A successful switch to PoS may also put greater political pressure on Bitcoin to make a similar change, adds the author. But Bitcoin enthusiasts, including Bitcoin analyst at Quantum Economics Jason Deane, are sceptical on this point.

Fresh from a crypto convention in Avon (“It was a crazy, crazy one,” he says, a shade blearily), Deane hasn’t known many of his fellow Bitcoinists pay much attention to The Merge. Many, like him, feel that PoW is integral to Bitcoin’s identity and that the argument that it’s predominantly powered by fossil fuels is essentially unproven. As such, the idea of adopting PoS is faintly ridiculous. “I can honestly say, I’ve never had that conversation, except in a kind of comical way,” he says.

Then there’s the impact The Merge is anticipated to have on Ethereum itself. For his part, Edgington hopes that developers who had previously left the blockchain to work on others like Solana, Terra and Osmosis will return to the fold. What the move to PoS won’t do, however, is ease network congestion. A centralised payment platform like Visa, for example, is capable of performing more than 65,000 transaction messages per second. Ethereum, by contrast, only manages between 13-15.

This will be solved, Bautista explains, in the next phase of development. By ‘sharding’ Ethereum into multiple blockchains running simultaneously at much greater computational speeds (the Beacon Chain, he adds, will remain as Ethereum’s “heartbeat,”) the network will finally be able to compete against the likes of Visa and deliver on its initial promise of becoming a truly decentralised global computer.

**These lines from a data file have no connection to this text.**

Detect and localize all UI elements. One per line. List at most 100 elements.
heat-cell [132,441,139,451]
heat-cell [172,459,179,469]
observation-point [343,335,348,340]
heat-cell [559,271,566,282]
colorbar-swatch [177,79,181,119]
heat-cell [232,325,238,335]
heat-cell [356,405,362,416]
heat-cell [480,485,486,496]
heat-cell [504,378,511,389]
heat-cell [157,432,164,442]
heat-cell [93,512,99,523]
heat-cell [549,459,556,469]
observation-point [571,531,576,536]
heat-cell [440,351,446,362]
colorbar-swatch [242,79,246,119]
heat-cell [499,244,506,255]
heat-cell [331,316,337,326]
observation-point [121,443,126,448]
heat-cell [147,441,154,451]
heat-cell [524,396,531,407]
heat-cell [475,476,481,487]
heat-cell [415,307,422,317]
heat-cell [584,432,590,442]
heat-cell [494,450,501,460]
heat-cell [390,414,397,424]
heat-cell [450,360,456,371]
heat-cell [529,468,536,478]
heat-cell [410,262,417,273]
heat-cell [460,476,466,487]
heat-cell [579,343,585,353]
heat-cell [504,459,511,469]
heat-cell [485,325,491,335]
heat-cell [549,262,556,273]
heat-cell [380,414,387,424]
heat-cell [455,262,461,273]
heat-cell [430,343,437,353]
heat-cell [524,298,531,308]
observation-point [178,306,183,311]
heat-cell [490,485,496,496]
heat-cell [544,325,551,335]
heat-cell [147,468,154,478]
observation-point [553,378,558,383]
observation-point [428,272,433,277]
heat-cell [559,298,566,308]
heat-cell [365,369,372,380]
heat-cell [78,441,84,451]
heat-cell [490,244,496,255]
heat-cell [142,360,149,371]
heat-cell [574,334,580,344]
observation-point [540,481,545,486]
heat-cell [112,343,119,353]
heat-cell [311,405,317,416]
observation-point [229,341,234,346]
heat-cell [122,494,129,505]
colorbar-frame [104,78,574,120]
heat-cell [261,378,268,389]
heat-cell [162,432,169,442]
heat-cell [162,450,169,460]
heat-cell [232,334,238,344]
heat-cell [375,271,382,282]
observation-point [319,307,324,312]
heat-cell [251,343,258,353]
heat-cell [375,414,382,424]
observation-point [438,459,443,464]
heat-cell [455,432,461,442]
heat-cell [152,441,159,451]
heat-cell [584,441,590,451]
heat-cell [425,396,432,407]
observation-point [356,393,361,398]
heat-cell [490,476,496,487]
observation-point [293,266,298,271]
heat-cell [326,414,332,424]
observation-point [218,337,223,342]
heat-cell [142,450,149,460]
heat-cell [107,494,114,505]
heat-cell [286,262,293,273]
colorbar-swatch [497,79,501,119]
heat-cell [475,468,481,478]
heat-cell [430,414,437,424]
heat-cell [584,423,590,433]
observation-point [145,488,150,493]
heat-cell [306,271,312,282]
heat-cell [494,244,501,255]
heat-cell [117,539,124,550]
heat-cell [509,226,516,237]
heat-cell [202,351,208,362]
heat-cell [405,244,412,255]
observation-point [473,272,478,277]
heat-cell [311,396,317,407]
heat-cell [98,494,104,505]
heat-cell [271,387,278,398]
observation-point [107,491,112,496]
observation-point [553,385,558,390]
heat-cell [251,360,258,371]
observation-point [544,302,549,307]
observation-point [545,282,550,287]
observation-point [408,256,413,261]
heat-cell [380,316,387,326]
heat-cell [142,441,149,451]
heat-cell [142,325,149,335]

While this sounds simple, the process of building a parallelised network of blockchains in this way is fiendishly complicated – and in its nascent stages. Getting it right will be a massive undertaking, explains Gerard. “It’s a possibly impossible problem,” he says, one where the solution can be approximated but at a high cost of uncertainty as to whether the resulting network is vulnerable to glitches and breaches. “And, if you’re doing cryptography involving millions of virtual dollars, that’s really a problem.”

In the meantime, work on The Merge continues apace. Saying that the development of Ethereum 2.0 is taking place in difficult conditions is somewhat of an understatement, as the crypto sector enters into one of the most prolonged slumps in its history and an increasingly hostile regulatory environment.  

“I don’t know what’s taking them so long,” says Gerard. “They’re never going to get the perfect system. I’d like them to just get the hell on with it.”